São Paulo é o estado mais afetado do país. São 2,1 milhões de infectados e 63.531 mortos de acordo com dados do governo estadual.

Esta sexta (12) foi o dia mais letal no estado, com 521 mortes em 24 horas. Foram 3 mil pessoas internadas em um dia, 21 hospitais estaduais lotados, 87,6% de ocupação dos leitos e pelo menos 45 pacientes morreram à espera de uma UTI no estado. Dos cinco dias com mais mortos, quatro foram em março.

Entre as cidades colapsadas estão Mauá e Taboão da Serra, na Região Metropolitana. No cemitério da Vila Formosa, maior da América Latina, operação é de guerra para abrir covas e dar conta da demanda.

Em oposição está Araraquara. Após a realização de um lockdown eficiente, com restrição de mobilidade efetiva, algo que nunca havia sido visto em todo o estado, os casos de covid-19 caíram 50% duas semanas. As medidas duras fazem parte de um projeto bem-sucedido de controle da covid-19 liderado pelo prefeito Edinho Silva (PT).

Dados da Fiocruz dão conta de que, na última semana, mesmo com iniciativas de isolamento por parte de governadores, a taxa de redução na mobilidade de fato é pequena: apenas 5% acima do que era visto antes da pandemia. Falta fiscalização e conscientização da população são alguns dos motivos apontados.

Vacinação

Enquanto isso, a esperança da superação da maior crise sanitária em mais de um século no país reside na aceleração do processo de vacinação. Entretanto, a conjuntura não caminha à favor.

O governo federal, do presidente Jair Bolsonaro, que deveria articular a vacinação em massa no país, desdenha da covid-19. Foi assim desde os primeiros dias com os primeiros infectados. 

Bolsonaro chegou a atacar vacinas, dizer que não se imunizaria, além de ter atacado por diversas vezes o isolamento, máscaras, e todos os protocolos comprovadamente eficazes contra o vírus.

Pressão

Após a ascensão da figura do ex-presidente Luiz Inácio Lula da Silva no cenário político nacional, com a anulação de seus processos na Lava Jato decretado pelo ministro do Supremo Edson Fachin e, consecutivamente, sua possibilidade de concorrer às eleições em 2020, Bolsonaro mudou parcialmente de atitude.

Segue em sua postura negacionista em relação ao isolamento, mas passou repentinamente a defender a vacinação.

Como parte desse movimento, o Ministério da Saúde, por meio do secretário-executivo da pasta, Elcio Franco, divulgou um novo cronograma de vacinação nesta sexta (12).

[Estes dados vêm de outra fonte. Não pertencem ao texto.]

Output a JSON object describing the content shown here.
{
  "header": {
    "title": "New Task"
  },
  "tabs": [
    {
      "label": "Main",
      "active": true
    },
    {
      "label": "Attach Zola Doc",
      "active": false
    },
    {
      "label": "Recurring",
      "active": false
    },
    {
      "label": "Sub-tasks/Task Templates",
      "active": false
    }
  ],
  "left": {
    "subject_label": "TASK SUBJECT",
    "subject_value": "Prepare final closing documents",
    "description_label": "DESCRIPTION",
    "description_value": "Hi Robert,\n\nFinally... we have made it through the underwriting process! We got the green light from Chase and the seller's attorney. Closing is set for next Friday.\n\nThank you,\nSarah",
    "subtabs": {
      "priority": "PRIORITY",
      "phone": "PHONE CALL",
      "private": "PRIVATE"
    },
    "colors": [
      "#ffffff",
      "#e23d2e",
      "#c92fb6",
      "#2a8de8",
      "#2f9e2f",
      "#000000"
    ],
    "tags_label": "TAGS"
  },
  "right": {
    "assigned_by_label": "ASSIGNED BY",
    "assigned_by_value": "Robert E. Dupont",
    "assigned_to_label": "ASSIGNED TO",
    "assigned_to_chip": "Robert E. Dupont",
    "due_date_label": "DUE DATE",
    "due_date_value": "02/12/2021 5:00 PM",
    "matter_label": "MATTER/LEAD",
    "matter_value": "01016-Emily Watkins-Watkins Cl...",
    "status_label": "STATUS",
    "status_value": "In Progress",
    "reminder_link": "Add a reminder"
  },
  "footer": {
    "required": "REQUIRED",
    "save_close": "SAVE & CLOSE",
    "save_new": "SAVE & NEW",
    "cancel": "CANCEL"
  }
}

Com o anúncio da compra de 10 milhões de doses da vacina russa Sputnik V, veio uma nova promessa de recebimentos que está dividida da seguinte forma:

- Fiocruz/Oxford/AstraZeneca: 112,4 milhões de doses até julho e 110 milhões até dezembro
- Instituto Butantan/Sinovac/CoronaVac: 100 milhões até setembro e 30 milhões até dezembro
- Covax Facility/OMS: 42,5 milhões de doses até dezembro
- Precisa/Bharat Biontech/Covaxin: 20 milhões até julho
- União Química/Gamaleya/Sputnik V: 10 milhões até julho

Até o momento, a realidade da vacinação em massa do país está nas mãos do Instituto Butantan e da CoronaVac. De 20,1 milhões de doses aplicadas até o momento em brasileiros, 16 milhões são doses da CoronaVac e 4 milhões Oxford/AstraZeneca.